I loved this excerpt from the journal of mid-century novelist Mavis Gallant in the New Yorker:

‘“Mama, look at the señora smoking,” a little girl cried, staring at me, in a café. Cool wind, fluttering apricot-colored tablecloths. At night the sky is deep indigo, the moon a piece of cold metal. Few city lights, and so it is almost a country sky. The sound of Madrid is a million trampling feet. Its smell is cooking oil.’

Are there any writers among us who write like this every day? I’d love to hear about your technique or process!

Eric, Lino and Eileen wrote with some great resources for sketching inspiration that I am psyched to explore: a Creative Live class on Drawing the Every Day by Kate Bingaman-Hurt; this book by Lynda Barry (which has now passed the threshold of “I have seen this recommended so many times, I need to get my hands on it now!); and this advice on repetition by James Clear who I’ve written about before (#45).

Thank you all for sharing!

Midweek I stumbled upon this video, also about a daily sketching habit, and I tried filling pages with different kinds of natural phenomena like rocks, trees and mountains.

A page of landscape sketching from Adam Westbrook’s sketchbook

Like collage, drawing the natural world is a great warm-up or fallback.

No matter how you feel, you can just start making marks on the page, following your gut, and keep working at them until they start to look right. Mistakes can easily be turned into something that looks intentional. Happy accidents!

A page of landscape sketching from Adam Westbrook’s sketchbook

I was proud of this sketch from my life drawing class on Tuesday night. He feels well-proportioned and I think I got the foreshortening on his right thigh right.

A pencil sketch of a male model from Adam Westbrook’s sketchbook

I tried a new pencil: a rough chalk that comes with the Procreate app. It feels almost like a heavily loaded brush - the “ink” just falls off and it I was able to feel a lot freer and looser making marks on the page.

And it really helps! Instead of carefully constructing a figure, I very quickly and loosely made this sketch:

A loose gesture sketch of a male figure from Adam Westbrook’s sketchbook

And then went over it with a more refined pencil.

It’s only fair to also show you this one which I spent 40 minutes on and is nowhere near as good!

A postcard of a waterfall drawn in ink by Adam Westbrook

I started inking your postcards this week - my first time using a nib and ink like this!

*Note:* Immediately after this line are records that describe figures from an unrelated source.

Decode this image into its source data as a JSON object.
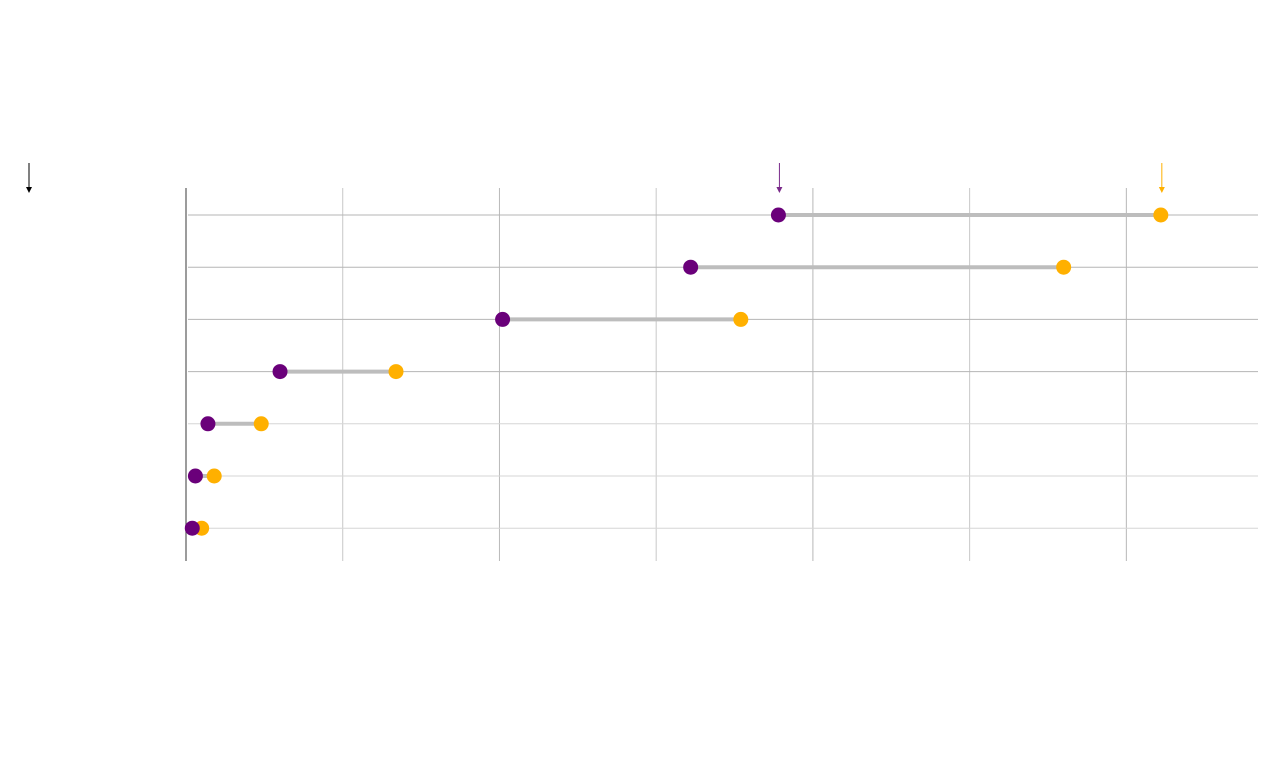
{
  "chart_data": {
    "type": "dumbbell",
    "title": "",
    "xlabel": "",
    "ylabel": "",
    "xlim": [
      0,
      6.84
    ],
    "grid": true,
    "gridlines_x": [
      0,
      1,
      2,
      3,
      4,
      5,
      6
    ],
    "categories": [
      "",
      "",
      "",
      "",
      "",
      "",
      ""
    ],
    "series": [
      {
        "color": "#6a007a",
        "values": [
          3.78,
          3.22,
          2.02,
          0.6,
          0.14,
          0.06,
          0.04
        ]
      },
      {
        "color": "#ffb000",
        "values": [
          6.22,
          5.6,
          3.54,
          1.34,
          0.48,
          0.18,
          0.1
        ]
      }
    ],
    "connector_color": "#bdbdbd",
    "markers": {
      "row_marker_color": "#000000",
      "start_marker_color": "#7a2a8a",
      "end_marker_color": "#ffb000"
    }
  }
}
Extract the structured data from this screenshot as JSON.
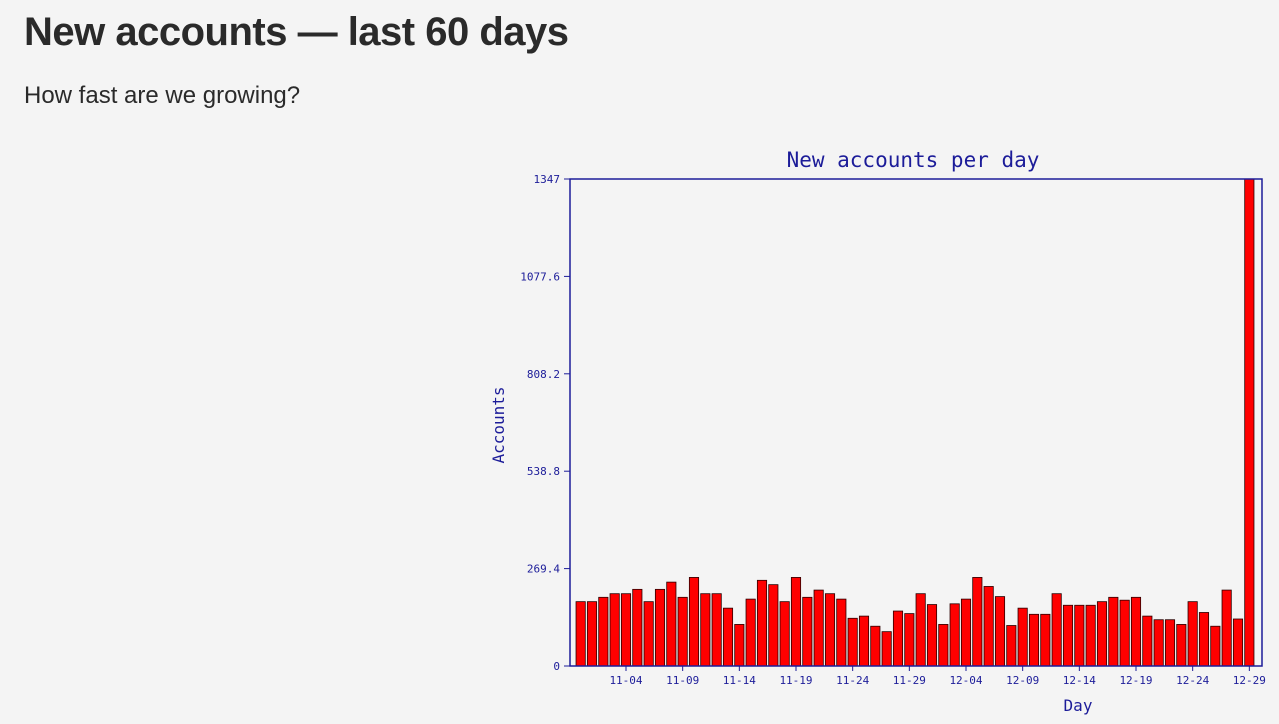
{
  "page": {
    "title": "New accounts — last 60 days",
    "subtitle": "How fast are we growing?"
  },
  "colors": {
    "bar": "#ff0000",
    "bar_edge": "#2b0000",
    "axis": "#1c1c99",
    "background": "#f4f4f4"
  },
  "chart_data": {
    "type": "bar",
    "title": "New accounts per day",
    "xlabel": "Day",
    "ylabel": "Accounts",
    "ylim": [
      0,
      1347
    ],
    "y_ticks": [
      "0",
      "269.4",
      "538.8",
      "808.2",
      "1077.6",
      "1347"
    ],
    "x_tick_labels": [
      "11-04",
      "11-09",
      "11-14",
      "11-19",
      "11-24",
      "11-29",
      "12-04",
      "12-09",
      "12-14",
      "12-19",
      "12-24",
      "12-29"
    ],
    "grid": false,
    "legend": "none",
    "categories": [
      "10-31",
      "11-01",
      "11-02",
      "11-03",
      "11-04",
      "11-05",
      "11-06",
      "11-07",
      "11-08",
      "11-09",
      "11-10",
      "11-11",
      "11-12",
      "11-13",
      "11-14",
      "11-15",
      "11-16",
      "11-17",
      "11-18",
      "11-19",
      "11-20",
      "11-21",
      "11-22",
      "11-23",
      "11-24",
      "11-25",
      "11-26",
      "11-27",
      "11-28",
      "11-29",
      "11-30",
      "12-01",
      "12-02",
      "12-03",
      "12-04",
      "12-05",
      "12-06",
      "12-07",
      "12-08",
      "12-09",
      "12-10",
      "12-11",
      "12-12",
      "12-13",
      "12-14",
      "12-15",
      "12-16",
      "12-17",
      "12-18",
      "12-19",
      "12-20",
      "12-21",
      "12-22",
      "12-23",
      "12-24",
      "12-25",
      "12-26",
      "12-27",
      "12-28",
      "12-29"
    ],
    "values": [
      178,
      178,
      190,
      200,
      200,
      212,
      178,
      212,
      232,
      190,
      245,
      200,
      200,
      160,
      115,
      185,
      237,
      225,
      178,
      245,
      190,
      210,
      200,
      185,
      132,
      138,
      110,
      95,
      152,
      145,
      200,
      170,
      115,
      172,
      185,
      245,
      220,
      192,
      112,
      160,
      143,
      143,
      200,
      168,
      168,
      168,
      178,
      190,
      182,
      190,
      138,
      128,
      128,
      115,
      178,
      148,
      110,
      210,
      130,
      1347
    ]
  }
}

A page of landscape sketching from Adam Westbrook’s sketchbook

It takes some getting used to but it’s satisfying as the pen scratches rich black ink into the paper.

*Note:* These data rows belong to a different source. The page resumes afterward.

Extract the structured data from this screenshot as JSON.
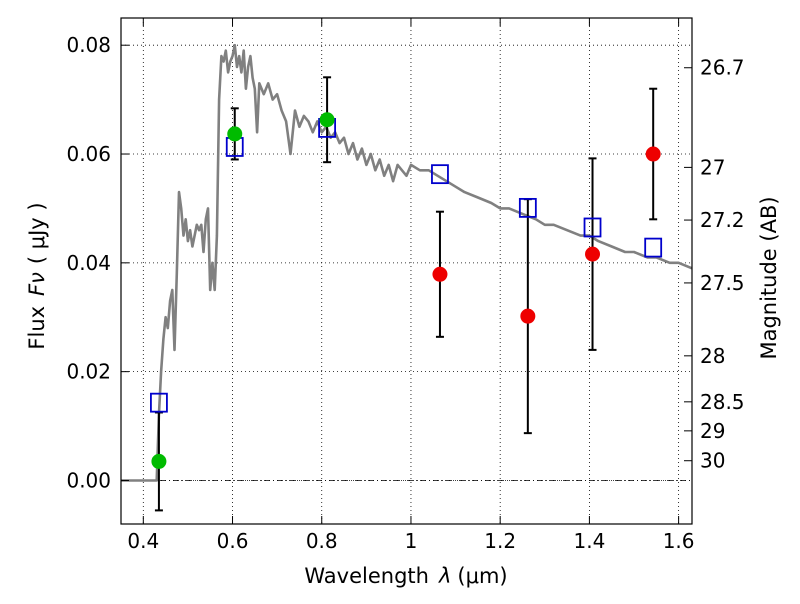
{
  "chart_data": {
    "type": "scatter",
    "xlabel_text": "Wavelength",
    "xlabel_symbol": "λ",
    "xlabel_unit": "(μm)",
    "ylabel_text": "Flux",
    "ylabel_symbol": "Fν",
    "ylabel_unit": "( μJy )",
    "y2label": "Magnitude (AB)",
    "xlim": [
      0.35,
      1.63
    ],
    "ylim": [
      -0.008,
      0.085
    ],
    "grid": true,
    "x_ticks": [
      {
        "value": 0.4,
        "label": "0.4"
      },
      {
        "value": 0.6,
        "label": "0.6"
      },
      {
        "value": 0.8,
        "label": "0.8"
      },
      {
        "value": 1.0,
        "label": "1"
      },
      {
        "value": 1.2,
        "label": "1.2"
      },
      {
        "value": 1.4,
        "label": "1.4"
      },
      {
        "value": 1.6,
        "label": "1.6"
      }
    ],
    "y_ticks": [
      {
        "value": 0.0,
        "label": "0.00"
      },
      {
        "value": 0.02,
        "label": "0.02"
      },
      {
        "value": 0.04,
        "label": "0.04"
      },
      {
        "value": 0.06,
        "label": "0.06"
      },
      {
        "value": 0.08,
        "label": "0.08"
      }
    ],
    "y2_ticks": [
      {
        "value": 26.7,
        "label": "26.7"
      },
      {
        "value": 27.0,
        "label": "27"
      },
      {
        "value": 27.2,
        "label": "27.2"
      },
      {
        "value": 27.5,
        "label": "27.5"
      },
      {
        "value": 28.0,
        "label": "28"
      },
      {
        "value": 28.5,
        "label": "28.5"
      },
      {
        "value": 29.0,
        "label": "29"
      },
      {
        "value": 30.0,
        "label": "30"
      }
    ],
    "model_spectrum": {
      "color": "#808080",
      "x": [
        0.35,
        0.43,
        0.435,
        0.44,
        0.445,
        0.45,
        0.455,
        0.46,
        0.465,
        0.47,
        0.475,
        0.48,
        0.485,
        0.49,
        0.495,
        0.5,
        0.505,
        0.51,
        0.515,
        0.52,
        0.525,
        0.53,
        0.535,
        0.54,
        0.545,
        0.55,
        0.555,
        0.56,
        0.565,
        0.57,
        0.575,
        0.58,
        0.585,
        0.59,
        0.595,
        0.6,
        0.605,
        0.61,
        0.615,
        0.62,
        0.625,
        0.63,
        0.635,
        0.64,
        0.645,
        0.65,
        0.655,
        0.66,
        0.67,
        0.68,
        0.69,
        0.7,
        0.71,
        0.72,
        0.73,
        0.74,
        0.75,
        0.76,
        0.77,
        0.78,
        0.79,
        0.8,
        0.81,
        0.82,
        0.83,
        0.84,
        0.85,
        0.86,
        0.87,
        0.88,
        0.89,
        0.9,
        0.91,
        0.92,
        0.93,
        0.94,
        0.95,
        0.96,
        0.97,
        0.98,
        0.99,
        1.0,
        1.02,
        1.04,
        1.06,
        1.08,
        1.1,
        1.12,
        1.15,
        1.18,
        1.2,
        1.22,
        1.25,
        1.28,
        1.3,
        1.32,
        1.35,
        1.38,
        1.4,
        1.42,
        1.45,
        1.48,
        1.5,
        1.53,
        1.55,
        1.58,
        1.6,
        1.63
      ],
      "y": [
        0.0,
        0.0,
        0.012,
        0.02,
        0.026,
        0.03,
        0.028,
        0.033,
        0.035,
        0.024,
        0.038,
        0.053,
        0.05,
        0.045,
        0.048,
        0.044,
        0.046,
        0.043,
        0.045,
        0.047,
        0.046,
        0.047,
        0.042,
        0.048,
        0.05,
        0.035,
        0.04,
        0.035,
        0.045,
        0.07,
        0.078,
        0.077,
        0.079,
        0.075,
        0.077,
        0.078,
        0.08,
        0.076,
        0.078,
        0.075,
        0.079,
        0.072,
        0.076,
        0.078,
        0.074,
        0.072,
        0.064,
        0.073,
        0.071,
        0.073,
        0.07,
        0.071,
        0.068,
        0.066,
        0.06,
        0.068,
        0.065,
        0.067,
        0.066,
        0.064,
        0.066,
        0.064,
        0.065,
        0.063,
        0.064,
        0.062,
        0.063,
        0.06,
        0.062,
        0.059,
        0.061,
        0.058,
        0.06,
        0.057,
        0.059,
        0.056,
        0.058,
        0.055,
        0.058,
        0.057,
        0.056,
        0.058,
        0.057,
        0.057,
        0.056,
        0.055,
        0.054,
        0.053,
        0.052,
        0.051,
        0.05,
        0.05,
        0.049,
        0.048,
        0.047,
        0.047,
        0.046,
        0.045,
        0.045,
        0.044,
        0.043,
        0.042,
        0.042,
        0.041,
        0.041,
        0.04,
        0.04,
        0.039
      ]
    },
    "model_photometry": {
      "color": "#0000cc",
      "marker": "open-square",
      "x": [
        0.435,
        0.605,
        0.812,
        1.065,
        1.262,
        1.407,
        1.543
      ],
      "y": [
        0.0143,
        0.0613,
        0.0648,
        0.0563,
        0.0501,
        0.0465,
        0.0428
      ]
    },
    "detections": {
      "color": "#00bb00",
      "marker": "filled-circle",
      "x": [
        0.435,
        0.605,
        0.812
      ],
      "y": [
        0.0035,
        0.0637,
        0.0663
      ],
      "yerr_low": [
        0.009,
        0.0047,
        0.0078
      ],
      "yerr_high": [
        0.009,
        0.0047,
        0.0078
      ]
    },
    "upper_limits": {
      "color": "#ee0000",
      "marker": "filled-circle",
      "x": [
        1.065,
        1.262,
        1.407,
        1.543
      ],
      "y": [
        0.0379,
        0.0302,
        0.0416,
        0.06
      ],
      "yerr_low": [
        0.0115,
        0.0215,
        0.0176,
        0.012
      ],
      "yerr_high": [
        0.0115,
        0.0215,
        0.0176,
        0.012
      ]
    }
  }
}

Jason wrote to me a couple of weeks ago to warn against inking before painting watercolour as the black ink might bleed. This prompted me to do some tests and thankfully the India ink does not run once it has fully dried.

A postcard with ink and paint tests by Adam Westbrook

I’ve broken the cards down into categories - starting with landscapes as I feel (just like my sketchbook) it’ll be easier to turn a mistake into a happy accident; then animals (lots of you requested animals - I can’t draw animals!); before finally tackling people and complex objects.

There’s something else I wanted to write to you about but I realised this morning I need a bit more time to articulate my thoughts. More soon!